Her mother always preferred to live in the ‘hood, but Foxx now lives in an affluent Chicago suburb.

She recalled once picking her children up after a sleep-over with her mother when her children recounted a good time with their grandmother but said she became strange when she put the children in the bathtub when fireworks were going off.

“Years after I had hidden in the tub, my babies had to hide in the tub. It broke my heart,” Foxx said, explaining why she is intentional about diversity.

“I’ve known extreme poverty. Economic opportunities mean safe communities. Diversity matters,” she said. “Diversity equals access and opportunity.”

Foxx received a standing ovation.

In appreciation of her talk, she was given a painting by Peoria artist Ryan Rashad Reed. The piece depicted the Scottsboro Boys, a now infamous 1932 case involving the conviction of nine African Americans ranging in ages from 13 to 19 for the alleged rape of two white women on a train near Scottsboro, Ala. Medical examinations of the women refuted that any rape occurred.

There were lynch mobs, all-white and all-male juries, rushed trials, rowdy mobs and delayed and shoddy legal representation. The defendants were found guilty and sentenced to death and to life in prison. The Communist Party and the ACLU intervened and there were a number of re-trials. One of the accusers recanted her allegations. The case triggered changes in the law, but the lives of the nine “Scottsboro Boys” were ruined.
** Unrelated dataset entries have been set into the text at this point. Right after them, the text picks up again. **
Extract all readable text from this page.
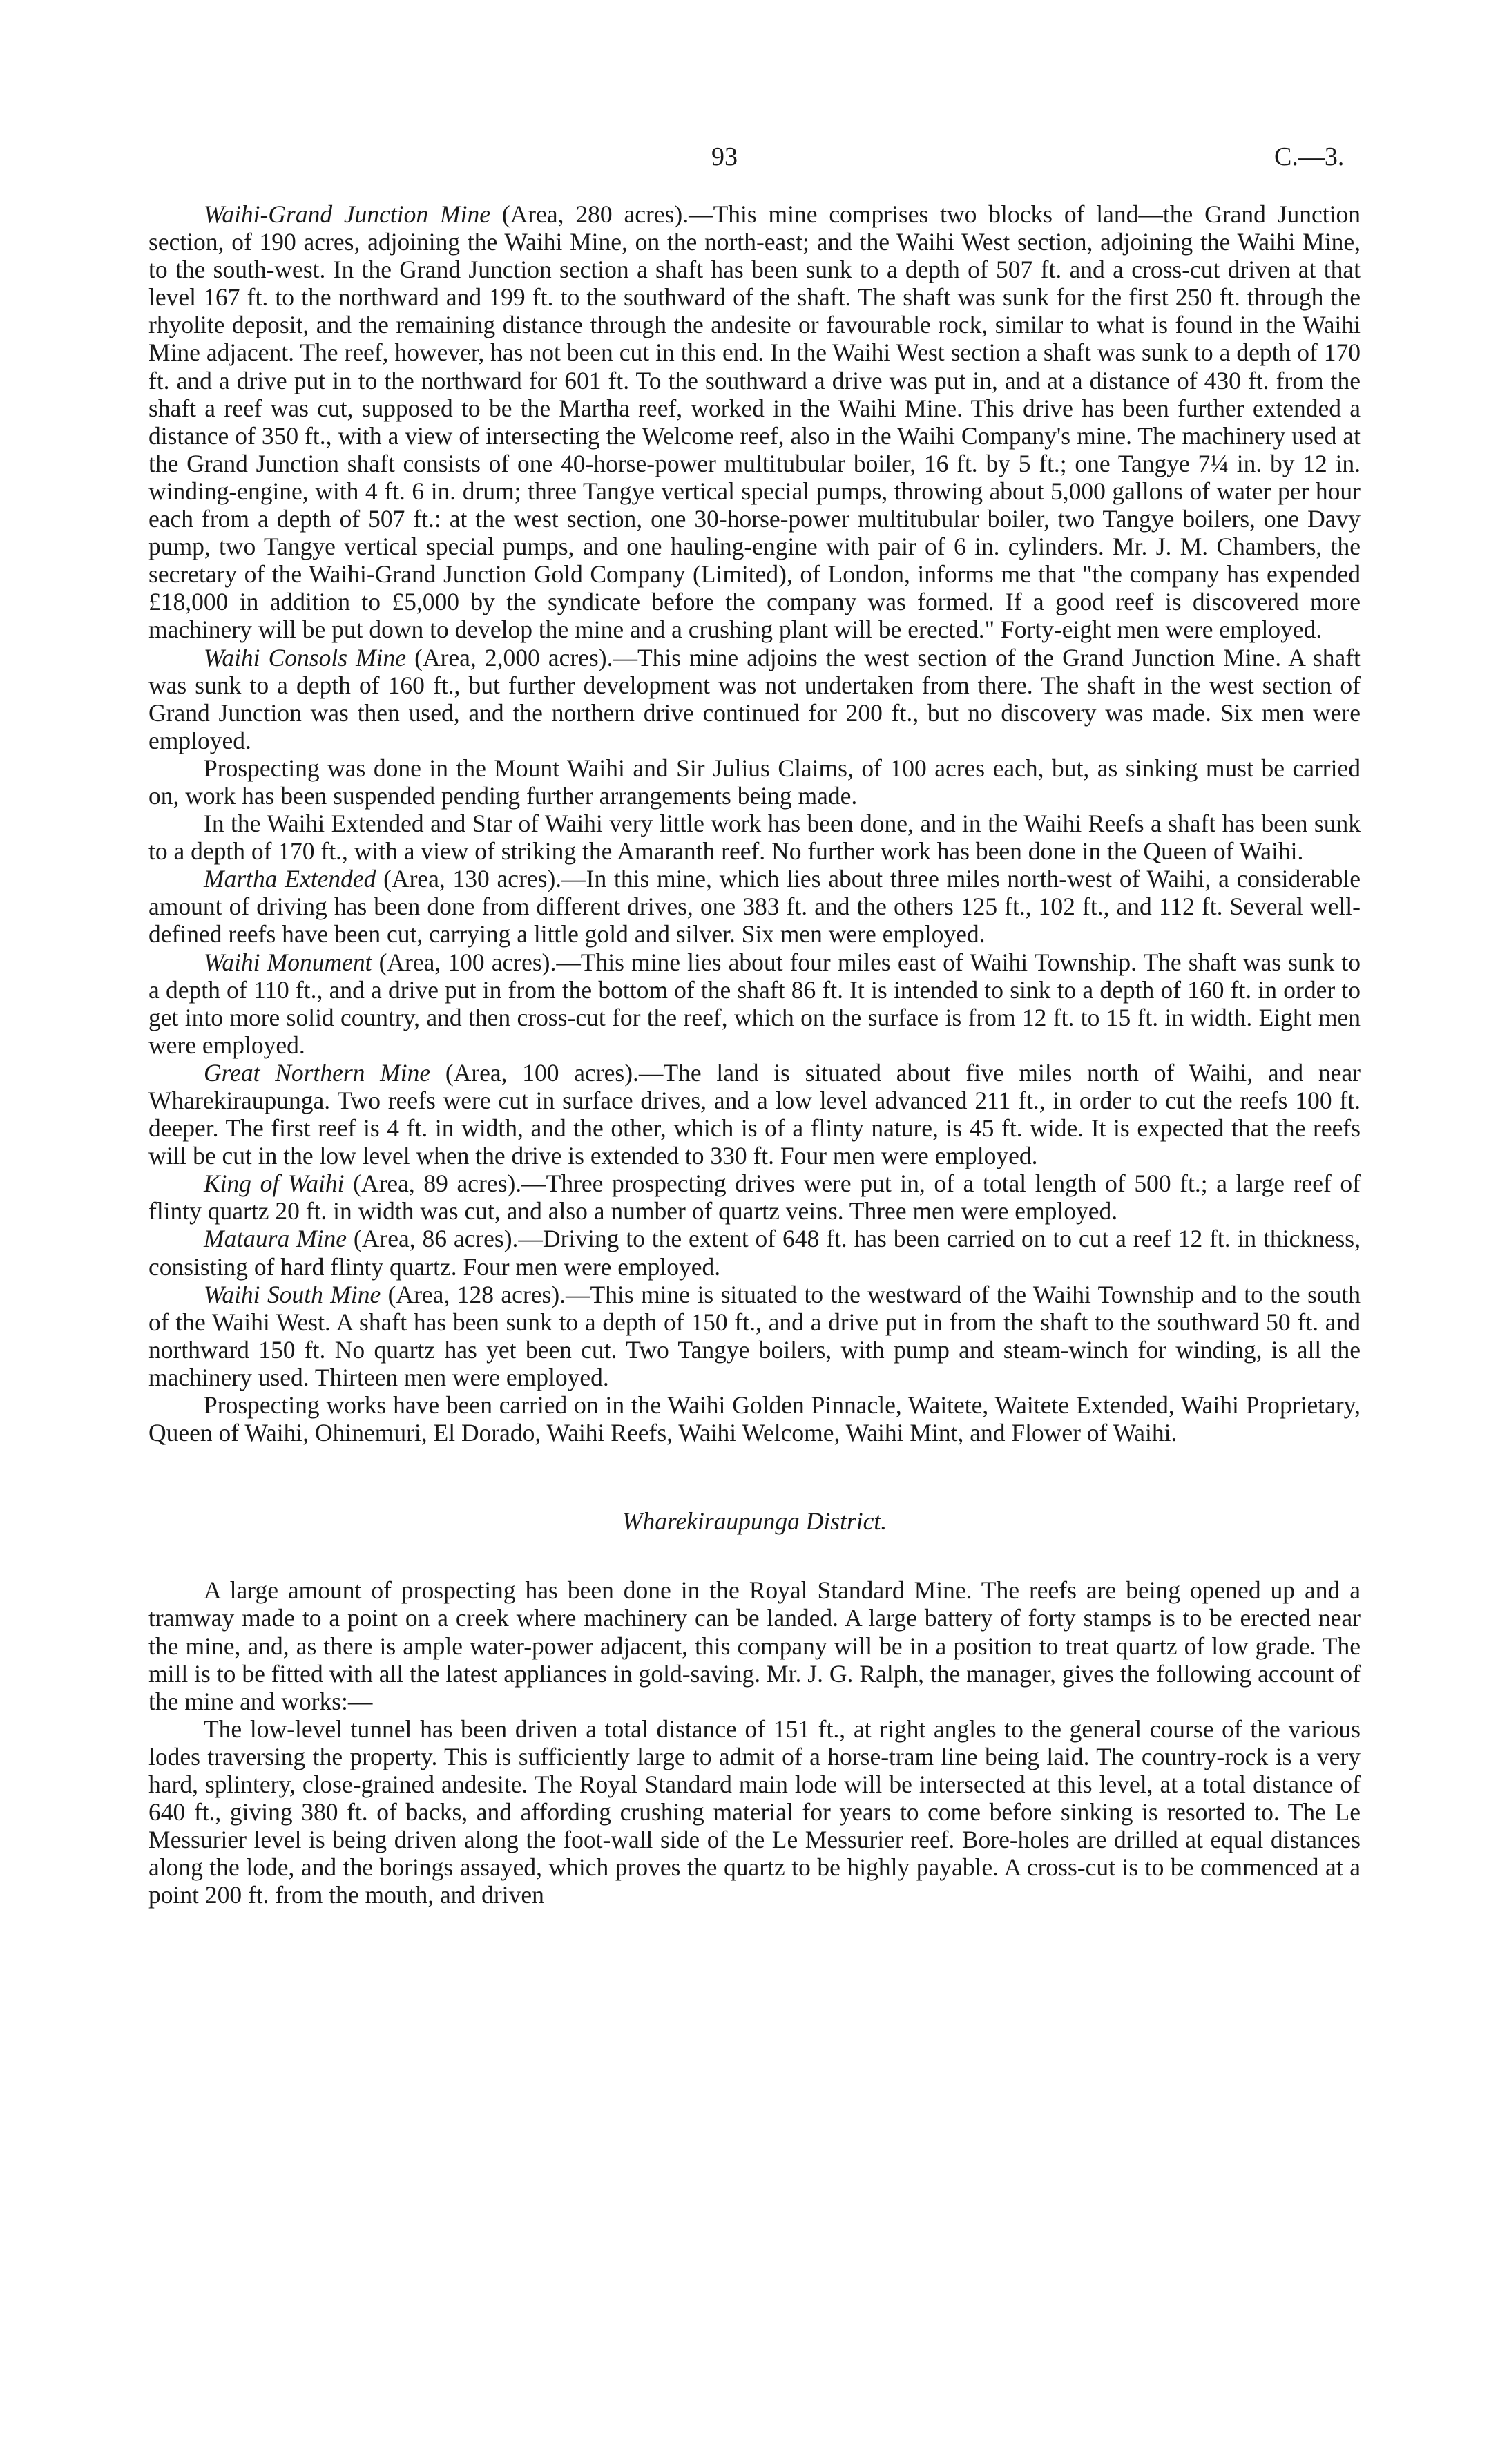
93	C.—3.

Waihi-Grand Junction Mine (Area, 280 acres).—This mine comprises two blocks of land—the Grand Junction section, of 190 acres, adjoining the Waihi Mine, on the north-east; and the Waihi West section, adjoining the Waihi Mine, to the south-west. In the Grand Junction section a shaft has been sunk to a depth of 507 ft. and a cross-cut driven at that level 167 ft. to the northward and 199 ft. to the southward of the shaft. The shaft was sunk for the first 250 ft. through the rhyolite deposit, and the remaining distance through the andesite or favourable rock, similar to what is found in the Waihi Mine adjacent. The reef, however, has not been cut in this end. In the Waihi West section a shaft was sunk to a depth of 170 ft. and a drive put in to the northward for 601 ft. To the southward a drive was put in, and at a distance of 430 ft. from the shaft a reef was cut, supposed to be the Martha reef, worked in the Waihi Mine. This drive has been further extended a distance of 350 ft., with a view of intersecting the Welcome reef, also in the Waihi Company's mine. The machinery used at the Grand Junction shaft consists of one 40-horse-power multitubular boiler, 16 ft. by 5 ft.; one Tangye 7¼ in. by 12 in. winding-engine, with 4 ft. 6 in. drum; three Tangye vertical special pumps, throwing about 5,000 gallons of water per hour each from a depth of 507 ft.: at the west section, one 30-horse-power multitubular boiler, two Tangye boilers, one Davy pump, two Tangye vertical special pumps, and one hauling-engine with pair of 6 in. cylinders. Mr. J. M. Chambers, the secretary of the Waihi-Grand Junction Gold Company (Limited), of London, informs me that "the company has expended £18,000 in addition to £5,000 by the syndicate before the company was formed. If a good reef is discovered more machinery will be put down to develop the mine and a crushing plant will be erected." Forty-eight men were employed.

Waihi Consols Mine (Area, 2,000 acres).—This mine adjoins the west section of the Grand Junction Mine. A shaft was sunk to a depth of 160 ft., but further development was not undertaken from there. The shaft in the west section of Grand Junction was then used, and the northern drive continued for 200 ft., but no discovery was made. Six men were employed.

Prospecting was done in the Mount Waihi and Sir Julius Claims, of 100 acres each, but, as sinking must be carried on, work has been suspended pending further arrangements being made.

In the Waihi Extended and Star of Waihi very little work has been done, and in the Waihi Reefs a shaft has been sunk to a depth of 170 ft., with a view of striking the Amaranth reef. No further work has been done in the Queen of Waihi.

Martha Extended (Area, 130 acres).—In this mine, which lies about three miles north-west of Waihi, a considerable amount of driving has been done from different drives, one 383 ft. and the others 125 ft., 102 ft., and 112 ft. Several well-defined reefs have been cut, carrying a little gold and silver. Six men were employed.

Waihi Monument (Area, 100 acres).—This mine lies about four miles east of Waihi Township. The shaft was sunk to a depth of 110 ft., and a drive put in from the bottom of the shaft 86 ft. It is intended to sink to a depth of 160 ft. in order to get into more solid country, and then cross-cut for the reef, which on the surface is from 12 ft. to 15 ft. in width. Eight men were employed.

Great Northern Mine (Area, 100 acres).—The land is situated about five miles north of Waihi, and near Wharekiraupunga. Two reefs were cut in surface drives, and a low level advanced 211 ft., in order to cut the reefs 100 ft. deeper. The first reef is 4 ft. in width, and the other, which is of a flinty nature, is 45 ft. wide. It is expected that the reefs will be cut in the low level when the drive is extended to 330 ft. Four men were employed.

King of Waihi (Area, 89 acres).—Three prospecting drives were put in, of a total length of 500 ft.; a large reef of flinty quartz 20 ft. in width was cut, and also a number of quartz veins. Three men were employed.

Mataura Mine (Area, 86 acres).—Driving to the extent of 648 ft. has been carried on to cut a reef 12 ft. in thickness, consisting of hard flinty quartz. Four men were employed.

Waihi South Mine (Area, 128 acres).—This mine is situated to the westward of the Waihi Township and to the south of the Waihi West. A shaft has been sunk to a depth of 150 ft., and a drive put in from the shaft to the southward 50 ft. and northward 150 ft. No quartz has yet been cut. Two Tangye boilers, with pump and steam-winch for winding, is all the machinery used. Thirteen men were employed.

Prospecting works have been carried on in the Waihi Golden Pinnacle, Waitete, Waitete Extended, Waihi Proprietary, Queen of Waihi, Ohinemuri, El Dorado, Waihi Reefs, Waihi Welcome, Waihi Mint, and Flower of Waihi.

Wharekiraupunga District.

A large amount of prospecting has been done in the Royal Standard Mine. The reefs are being opened up and a tramway made to a point on a creek where machinery can be landed. A large battery of forty stamps is to be erected near the mine, and, as there is ample water-power adjacent, this company will be in a position to treat quartz of low grade. The mill is to be fitted with all the latest appliances in gold-saving. Mr. J. G. Ralph, the manager, gives the following account of the mine and works:—

The low-level tunnel has been driven a total distance of 151 ft., at right angles to the general course of the various lodes traversing the property. This is sufficiently large to admit of a horse-tram line being laid. The country-rock is a very hard, splintery, close-grained andesite. The Royal Standard main lode will be intersected at this level, at a total distance of 640 ft., giving 380 ft. of backs, and affording crushing material for years to come before sinking is resorted to. The Le Messurier level is being driven along the foot-wall side of the Le Messurier reef. Bore-holes are drilled at equal distances along the lode, and the borings assayed, which proves the quartz to be highly payable. A cross-cut is to be commenced at a point 200 ft. from the mouth, and driven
Diversity matters. It should be a national, state and local priority.

“Women’s Rights are Human Rights”

Hillary Clinton, attorney and women’s advocate, issued a clarion call to the world at the UN Women’s Conference in Beijing when she declared, “Women’s rights are human rights and human rights are women’s rights.”

The UN Human Rights Committee has stated access to abortion and prevention of maternal mortality are human rights. The committee further asserts that states must not criminalize or stigmatize abortion and should remove existing barriers to safe and legal abortion including barriers caused by “exercise of conscientious objections” by medical providers.

Civil rights evolve from recognition and understanding of human rights. It’s time for every civil rights organization in America to underscore the right of all women to safe, legal access to abortion and to comprehensive contraception.

When Dr. Rahmat Na’Allah called out an antiquated procedure that creates two-tiered access to tubal ligation for women on Medicaid, every civil rights organization in the country should back her.